Corporate use of the cloud is growing at a slower pace than before in Germany, as companies worry about the extent of US surveillance of private data. According to a study by Germany’s high-tech association Bitkom, cloud use grew 3 percent in 2013, compared with a 9 percent increase in 2012.
“The trend toward cloud computing is unbroken,” said Bitkom President Dieter Kempf, “but the NSA affair has put a damper on growth.” Secret documents unveiled last year showed that the US National Security Agency (NSA) has been engaging in widespread international monitoring of a broad range of data communications.
According to the latest Bitkom survey, which is called “Cloud Monitor 2014, 40 pc of German companies used cloud-based services in 2013, while 29 pc are evaluating their options and 31 pc said they are not considering the cloud at all.
Among companies interviewed, 49 pc said their attitude toward public cloud computing has become more negative as a result of the US spying allegations. With regard to private cloud computing, the percentage stood at 44.

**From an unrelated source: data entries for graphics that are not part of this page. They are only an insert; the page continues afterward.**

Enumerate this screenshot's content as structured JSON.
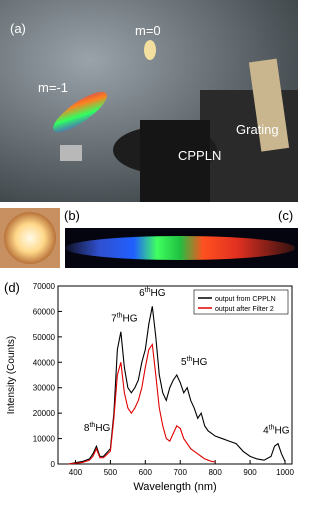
{
  "figure": {
    "panel_a": {
      "label": "(a)",
      "m0": "m=0",
      "m1": "m=-1",
      "grating": "Grating",
      "crystal": "CPPLN"
    },
    "panel_b": {
      "label": "(b)"
    },
    "panel_c": {
      "label": "(c)"
    },
    "panel_d": {
      "label": "(d)"
    }
  },
  "chart_data": {
    "type": "line",
    "x_label": "Wavelength (nm)",
    "y_label": "Intensity (Counts)",
    "x": [
      380,
      400,
      420,
      440,
      450,
      460,
      470,
      480,
      500,
      510,
      520,
      530,
      540,
      550,
      560,
      570,
      580,
      590,
      600,
      610,
      620,
      630,
      640,
      650,
      660,
      670,
      680,
      690,
      700,
      710,
      720,
      730,
      740,
      750,
      760,
      770,
      780,
      790,
      800,
      820,
      840,
      860,
      880,
      900,
      920,
      940,
      960,
      970,
      980,
      990,
      1000
    ],
    "series": [
      {
        "name": "output from CPPLN",
        "color": "#000000",
        "values": [
          0,
          500,
          1000,
          2000,
          4000,
          7000,
          3000,
          3000,
          6000,
          20000,
          45000,
          52000,
          38000,
          30000,
          28000,
          30000,
          33000,
          40000,
          45000,
          55000,
          62000,
          50000,
          35000,
          28000,
          25000,
          30000,
          33000,
          35000,
          32000,
          28000,
          30000,
          25000,
          22000,
          18000,
          20000,
          15000,
          13000,
          12000,
          11000,
          10000,
          9000,
          8000,
          5000,
          3000,
          2000,
          1500,
          3000,
          7000,
          8000,
          4000,
          1000
        ]
      },
      {
        "name": "output after Filter 2",
        "color": "#e00000",
        "values": [
          0,
          300,
          600,
          1500,
          3000,
          6000,
          2500,
          2500,
          5000,
          18000,
          35000,
          40000,
          28000,
          22000,
          20000,
          22000,
          25000,
          30000,
          38000,
          45000,
          47000,
          35000,
          22000,
          15000,
          10000,
          9000,
          12000,
          15000,
          14000,
          10000,
          8000,
          6000,
          5000,
          4000,
          3000,
          2000,
          1500,
          1000,
          800,
          null,
          null,
          null,
          null,
          null,
          null,
          null,
          null,
          null,
          null,
          null,
          null
        ]
      }
    ],
    "xlim": [
      350,
      1020
    ],
    "xticks": [
      400,
      500,
      600,
      700,
      800,
      900,
      1000
    ],
    "ylim": [
      0,
      70000
    ],
    "yticks": [
      0,
      10000,
      20000,
      30000,
      40000,
      50000,
      60000,
      70000
    ],
    "legend": "top-right",
    "annotations": [
      [
        "8",
        "th",
        "HG"
      ],
      [
        "7",
        "th",
        "HG"
      ],
      [
        "6",
        "th",
        "HG"
      ],
      [
        "5",
        "th",
        "HG"
      ],
      [
        "4",
        "th",
        "HG"
      ]
    ]
  }
}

Kempf acknowledged that the NSA affair has been a factor in slowing down the adoption of cloud-based services, but he also stressed in a press briefing that “cloud services are part of the solution when it comes to providing better protection for companies against secret services and cyber criminals.”
Bitkom conducted the survey on behalf of consultants KPMG. The researchers polled 403 German IT bosses in November and December, 2013.